Hesse unterläuft hierdurch auch die
Passagen seines Buches, die den Leser bei der Lektüre anfangs zurecht
erschrecken mögen, nicht nur wegen des Elitarismus, sondern auch, weil hier bis
in die Sprache hinein – es ist zum Beispiel mehrfach von Entartung (24)
die Rede – Denkweisen auftreten, die dem Faschismus ja keineswegs fremd waren:
Verachtung für klassische Politik, Individualismus als (Nerven)Krankheit, im
Grunde unheilbar (285), Befehlshörigkeit und Heranzüchtung einer Auslese
der Besten. Zwar dringt der tatsächliche Zeithintergrund – und dies auf eine
Weise, die von der Zensur niemals übersehen werden konnte – die Gegenposition
einnehmend mehrfach an die Oberfläche, etwa bei der Rolle der Literaten (vgl.
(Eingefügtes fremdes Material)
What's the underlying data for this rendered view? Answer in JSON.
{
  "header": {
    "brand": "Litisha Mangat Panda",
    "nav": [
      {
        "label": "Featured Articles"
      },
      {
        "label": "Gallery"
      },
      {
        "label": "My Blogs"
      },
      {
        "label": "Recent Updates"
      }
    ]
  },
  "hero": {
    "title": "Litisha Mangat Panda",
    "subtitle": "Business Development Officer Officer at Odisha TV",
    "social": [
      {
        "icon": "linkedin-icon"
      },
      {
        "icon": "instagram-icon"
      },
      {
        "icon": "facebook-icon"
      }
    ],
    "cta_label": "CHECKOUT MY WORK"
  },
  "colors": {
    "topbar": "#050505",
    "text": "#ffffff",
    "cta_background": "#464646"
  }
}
S. 381f), doch geschieht der Umbruch letztlich erst durch Knechts eigenes –
eben individuelles – Handeln, seine Absage an Ein- und Unterordnung: Was ich
begehre, ist das Gegenteil davon (362). Die Leserinnen und Leser sind Hesse
in dessen eskapistische Romanwelt gefolgt, aus der sie ihre individuellen
Schlüsse zu ziehen haben – vielleicht ist Hesse einfach selbst ein Magister
Ludi des Glasperlenspiels und wir seine Schülerinnen und Schüler.